Bisguanidine, bis(2-aminoimidazoline), and polyamine derivatives as potent and selective chemotherapeutic agents against Trypanosoma brucei rhodesiense. Synthesis and in vitro evaluation.

The in vitro screening for trypanocidal activity against Trypanosoma brucei rhodesiense of an in-house library of 62 compounds [i.e. alkane, diphenyl, and azaalkane bisguanidines and bis(2-aminoimidazolines)], which were chosen for their structural similarity to the trypanocidal agents synthalin (1,10-decanediguanidine) and 4,4'-diguanidinodiphenylmethane and the polyamine N(1)-(3-amino-propyl)propane-1,3-diamine, respectively, is reported. The original synthetic procedure for the preparation of 21 of these compounds is also reported. Most compounds displayed low micromolar antitrypanosomal activity, with five of them presenting a nanomolar inhibitory action on the parasite: 1,9-nonanediguanidine (1c), 1,12-dodecanediguanidine (1d), 4,4'-bis[1,3-bis(tert-butoxycarbonyl)-2-imidazolidinylimino]diphenylamine (28a), 4,4'-bis(4,5-dihydro-1H-2-imidazolylamino)diphenylamine (28b), and 4,4'-diguanidinodiphenylamine (32b).
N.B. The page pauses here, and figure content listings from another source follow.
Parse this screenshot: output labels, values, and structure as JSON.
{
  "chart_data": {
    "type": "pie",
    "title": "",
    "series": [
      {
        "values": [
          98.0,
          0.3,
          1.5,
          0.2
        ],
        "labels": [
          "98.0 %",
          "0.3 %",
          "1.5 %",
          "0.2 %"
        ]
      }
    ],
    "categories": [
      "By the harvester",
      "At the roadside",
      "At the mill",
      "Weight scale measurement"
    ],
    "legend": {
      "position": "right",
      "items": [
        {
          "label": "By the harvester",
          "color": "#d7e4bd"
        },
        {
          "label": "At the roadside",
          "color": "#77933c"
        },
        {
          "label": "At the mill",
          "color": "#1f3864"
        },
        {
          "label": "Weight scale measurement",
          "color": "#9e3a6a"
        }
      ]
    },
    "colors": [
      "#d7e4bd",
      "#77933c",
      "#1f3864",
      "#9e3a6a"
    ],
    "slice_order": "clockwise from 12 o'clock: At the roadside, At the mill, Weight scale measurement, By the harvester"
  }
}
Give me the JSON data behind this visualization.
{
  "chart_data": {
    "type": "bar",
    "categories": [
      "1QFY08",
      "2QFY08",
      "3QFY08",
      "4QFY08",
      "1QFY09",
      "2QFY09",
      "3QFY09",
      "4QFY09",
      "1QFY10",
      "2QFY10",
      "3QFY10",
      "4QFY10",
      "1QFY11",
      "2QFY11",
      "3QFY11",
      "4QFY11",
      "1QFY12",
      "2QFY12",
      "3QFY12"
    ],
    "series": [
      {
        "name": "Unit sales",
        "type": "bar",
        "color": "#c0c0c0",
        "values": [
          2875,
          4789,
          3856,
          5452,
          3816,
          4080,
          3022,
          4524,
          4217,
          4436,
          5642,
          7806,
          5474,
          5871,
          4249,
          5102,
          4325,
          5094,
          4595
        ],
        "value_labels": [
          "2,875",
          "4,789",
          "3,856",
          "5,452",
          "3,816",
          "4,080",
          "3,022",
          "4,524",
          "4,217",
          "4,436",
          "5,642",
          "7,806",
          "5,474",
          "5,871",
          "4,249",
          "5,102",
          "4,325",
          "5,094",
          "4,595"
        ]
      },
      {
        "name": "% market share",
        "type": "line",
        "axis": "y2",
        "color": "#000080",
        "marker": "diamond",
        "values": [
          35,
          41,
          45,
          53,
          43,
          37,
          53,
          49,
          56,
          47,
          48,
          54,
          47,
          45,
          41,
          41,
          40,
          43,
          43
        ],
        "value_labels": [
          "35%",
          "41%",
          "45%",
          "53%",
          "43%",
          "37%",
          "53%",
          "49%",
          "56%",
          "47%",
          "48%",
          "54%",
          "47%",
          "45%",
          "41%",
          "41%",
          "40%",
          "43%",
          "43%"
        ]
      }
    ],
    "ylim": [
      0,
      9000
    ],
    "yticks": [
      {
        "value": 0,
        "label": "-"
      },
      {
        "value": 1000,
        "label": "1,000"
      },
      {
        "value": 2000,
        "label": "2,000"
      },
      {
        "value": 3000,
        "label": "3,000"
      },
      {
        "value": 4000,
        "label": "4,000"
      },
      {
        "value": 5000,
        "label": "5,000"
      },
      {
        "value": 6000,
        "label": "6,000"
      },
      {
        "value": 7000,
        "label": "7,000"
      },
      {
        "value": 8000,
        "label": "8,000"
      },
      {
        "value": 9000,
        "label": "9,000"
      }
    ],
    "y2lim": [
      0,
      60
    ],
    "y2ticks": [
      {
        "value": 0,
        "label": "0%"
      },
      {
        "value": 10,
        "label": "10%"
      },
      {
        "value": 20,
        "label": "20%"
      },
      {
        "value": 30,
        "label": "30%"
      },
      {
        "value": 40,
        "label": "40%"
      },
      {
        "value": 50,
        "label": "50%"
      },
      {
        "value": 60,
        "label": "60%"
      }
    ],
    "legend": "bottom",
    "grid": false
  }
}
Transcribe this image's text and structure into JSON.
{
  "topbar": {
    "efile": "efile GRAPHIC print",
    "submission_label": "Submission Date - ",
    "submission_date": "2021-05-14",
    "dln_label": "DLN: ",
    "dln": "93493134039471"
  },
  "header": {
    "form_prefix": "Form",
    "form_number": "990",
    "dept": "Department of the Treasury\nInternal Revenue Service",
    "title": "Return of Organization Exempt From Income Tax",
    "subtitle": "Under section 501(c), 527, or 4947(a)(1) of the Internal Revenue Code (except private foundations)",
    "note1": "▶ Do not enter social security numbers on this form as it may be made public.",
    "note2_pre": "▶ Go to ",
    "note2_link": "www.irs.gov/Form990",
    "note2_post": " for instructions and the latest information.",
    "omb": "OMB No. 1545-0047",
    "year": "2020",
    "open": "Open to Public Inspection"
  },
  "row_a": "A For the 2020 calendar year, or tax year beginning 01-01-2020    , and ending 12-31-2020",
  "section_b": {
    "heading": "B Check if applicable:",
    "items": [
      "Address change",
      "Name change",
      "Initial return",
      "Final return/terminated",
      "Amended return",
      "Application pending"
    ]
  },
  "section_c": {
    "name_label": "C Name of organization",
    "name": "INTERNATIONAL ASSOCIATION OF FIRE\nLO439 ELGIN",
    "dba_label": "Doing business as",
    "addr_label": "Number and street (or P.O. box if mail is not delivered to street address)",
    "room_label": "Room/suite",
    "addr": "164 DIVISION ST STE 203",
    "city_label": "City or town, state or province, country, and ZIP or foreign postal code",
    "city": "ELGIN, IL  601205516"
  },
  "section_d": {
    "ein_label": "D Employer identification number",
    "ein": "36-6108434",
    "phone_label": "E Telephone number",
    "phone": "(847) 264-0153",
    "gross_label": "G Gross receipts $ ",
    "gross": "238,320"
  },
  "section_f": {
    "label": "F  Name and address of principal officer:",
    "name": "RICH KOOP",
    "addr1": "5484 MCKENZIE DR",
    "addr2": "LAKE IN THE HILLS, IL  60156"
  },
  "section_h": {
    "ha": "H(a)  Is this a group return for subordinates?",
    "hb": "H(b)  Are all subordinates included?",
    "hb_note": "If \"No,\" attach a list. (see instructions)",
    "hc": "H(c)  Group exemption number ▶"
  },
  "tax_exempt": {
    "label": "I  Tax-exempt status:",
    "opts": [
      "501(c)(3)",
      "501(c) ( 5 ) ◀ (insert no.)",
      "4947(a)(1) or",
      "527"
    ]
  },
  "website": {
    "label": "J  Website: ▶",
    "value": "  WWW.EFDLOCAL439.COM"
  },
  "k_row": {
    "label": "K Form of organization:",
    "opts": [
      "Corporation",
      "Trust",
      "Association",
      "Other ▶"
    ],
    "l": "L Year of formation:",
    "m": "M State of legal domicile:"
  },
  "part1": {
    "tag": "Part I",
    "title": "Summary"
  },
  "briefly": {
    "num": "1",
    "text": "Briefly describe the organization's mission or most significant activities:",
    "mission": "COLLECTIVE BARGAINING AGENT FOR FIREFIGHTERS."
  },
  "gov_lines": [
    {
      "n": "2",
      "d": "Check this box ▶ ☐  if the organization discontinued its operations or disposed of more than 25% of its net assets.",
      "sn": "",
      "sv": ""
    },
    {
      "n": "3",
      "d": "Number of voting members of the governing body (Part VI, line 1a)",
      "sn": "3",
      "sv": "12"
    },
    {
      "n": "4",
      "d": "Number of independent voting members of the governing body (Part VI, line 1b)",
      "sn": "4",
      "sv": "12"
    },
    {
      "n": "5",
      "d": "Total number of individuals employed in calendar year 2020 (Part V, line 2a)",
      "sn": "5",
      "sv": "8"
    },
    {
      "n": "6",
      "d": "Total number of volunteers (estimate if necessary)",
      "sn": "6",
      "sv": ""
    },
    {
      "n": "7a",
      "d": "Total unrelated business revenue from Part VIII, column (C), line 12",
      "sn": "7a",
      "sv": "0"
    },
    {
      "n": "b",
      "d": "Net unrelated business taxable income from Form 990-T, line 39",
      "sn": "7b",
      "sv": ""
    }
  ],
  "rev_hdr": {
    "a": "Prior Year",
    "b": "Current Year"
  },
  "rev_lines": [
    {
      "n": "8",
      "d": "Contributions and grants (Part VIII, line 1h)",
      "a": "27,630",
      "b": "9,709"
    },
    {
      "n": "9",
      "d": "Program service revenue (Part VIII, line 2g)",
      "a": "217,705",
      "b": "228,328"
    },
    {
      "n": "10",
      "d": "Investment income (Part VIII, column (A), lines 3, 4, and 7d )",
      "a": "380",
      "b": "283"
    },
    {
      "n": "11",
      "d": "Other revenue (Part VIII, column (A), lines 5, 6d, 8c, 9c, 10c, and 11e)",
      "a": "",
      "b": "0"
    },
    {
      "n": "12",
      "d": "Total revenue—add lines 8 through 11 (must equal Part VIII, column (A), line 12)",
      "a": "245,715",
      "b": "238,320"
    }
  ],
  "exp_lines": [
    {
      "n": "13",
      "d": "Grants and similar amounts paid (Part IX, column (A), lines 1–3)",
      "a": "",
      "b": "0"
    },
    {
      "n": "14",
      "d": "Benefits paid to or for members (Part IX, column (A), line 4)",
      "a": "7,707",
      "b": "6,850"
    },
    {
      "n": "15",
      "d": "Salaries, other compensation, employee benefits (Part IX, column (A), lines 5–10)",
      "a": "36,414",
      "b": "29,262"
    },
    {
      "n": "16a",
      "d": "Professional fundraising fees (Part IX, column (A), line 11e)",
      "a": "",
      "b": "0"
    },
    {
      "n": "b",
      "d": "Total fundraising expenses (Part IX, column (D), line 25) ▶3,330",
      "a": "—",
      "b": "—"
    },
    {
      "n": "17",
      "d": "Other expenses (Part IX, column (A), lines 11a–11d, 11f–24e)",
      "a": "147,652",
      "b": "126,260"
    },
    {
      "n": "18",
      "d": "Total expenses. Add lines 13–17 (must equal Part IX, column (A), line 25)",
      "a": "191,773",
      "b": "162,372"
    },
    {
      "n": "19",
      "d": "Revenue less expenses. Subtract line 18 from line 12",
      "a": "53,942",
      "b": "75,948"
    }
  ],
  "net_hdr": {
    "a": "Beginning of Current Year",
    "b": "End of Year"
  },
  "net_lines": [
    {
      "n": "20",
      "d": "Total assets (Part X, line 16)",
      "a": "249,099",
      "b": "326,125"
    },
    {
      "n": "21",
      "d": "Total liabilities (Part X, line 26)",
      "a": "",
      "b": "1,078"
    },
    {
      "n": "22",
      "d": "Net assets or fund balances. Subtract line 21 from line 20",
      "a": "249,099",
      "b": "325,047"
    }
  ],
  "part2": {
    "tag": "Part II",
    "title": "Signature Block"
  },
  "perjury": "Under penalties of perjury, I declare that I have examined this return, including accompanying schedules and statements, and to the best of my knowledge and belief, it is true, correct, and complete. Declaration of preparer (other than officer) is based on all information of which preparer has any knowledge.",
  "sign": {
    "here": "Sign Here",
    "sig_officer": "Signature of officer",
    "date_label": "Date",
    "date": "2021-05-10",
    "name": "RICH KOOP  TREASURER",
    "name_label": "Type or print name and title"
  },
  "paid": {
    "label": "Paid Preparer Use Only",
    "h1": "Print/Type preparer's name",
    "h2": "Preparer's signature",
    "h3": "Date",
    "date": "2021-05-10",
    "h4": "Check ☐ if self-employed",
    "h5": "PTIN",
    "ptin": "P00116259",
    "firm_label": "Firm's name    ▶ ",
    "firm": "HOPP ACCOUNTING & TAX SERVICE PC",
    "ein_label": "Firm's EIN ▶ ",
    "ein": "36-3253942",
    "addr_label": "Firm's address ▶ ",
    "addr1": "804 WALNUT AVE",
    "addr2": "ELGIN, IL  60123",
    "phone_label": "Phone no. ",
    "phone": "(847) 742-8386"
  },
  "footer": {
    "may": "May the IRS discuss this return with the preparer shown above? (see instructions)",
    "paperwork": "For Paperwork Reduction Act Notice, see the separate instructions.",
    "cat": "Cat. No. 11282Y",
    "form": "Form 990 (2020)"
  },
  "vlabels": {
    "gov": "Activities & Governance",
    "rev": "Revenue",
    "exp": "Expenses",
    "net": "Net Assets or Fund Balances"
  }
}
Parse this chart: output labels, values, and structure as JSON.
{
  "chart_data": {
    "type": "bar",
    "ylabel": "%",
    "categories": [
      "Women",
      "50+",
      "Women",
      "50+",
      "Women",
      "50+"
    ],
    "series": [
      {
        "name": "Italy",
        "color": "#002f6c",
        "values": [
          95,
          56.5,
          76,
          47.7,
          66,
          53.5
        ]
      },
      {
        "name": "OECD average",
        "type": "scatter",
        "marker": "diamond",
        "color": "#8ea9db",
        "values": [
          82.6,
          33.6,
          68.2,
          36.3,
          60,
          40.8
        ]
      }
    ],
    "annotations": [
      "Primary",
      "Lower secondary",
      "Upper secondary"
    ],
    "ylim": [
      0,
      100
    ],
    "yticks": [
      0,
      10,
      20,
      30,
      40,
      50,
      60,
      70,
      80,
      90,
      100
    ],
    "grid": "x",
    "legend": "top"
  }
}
Those molecules that showed an excellent in vitro activity as well as high selectivity for the parasite [e.g. 1c (IC(50) = 49 nM; SI > 5294), 28b (IC(50) = 69 nM; SI = 3072), 32b (IC(50) = 22 nM; SI = 29.5), 41b (IC(50) = 118 nM; SI = 881)] represent new antitrypanosomal lead compounds.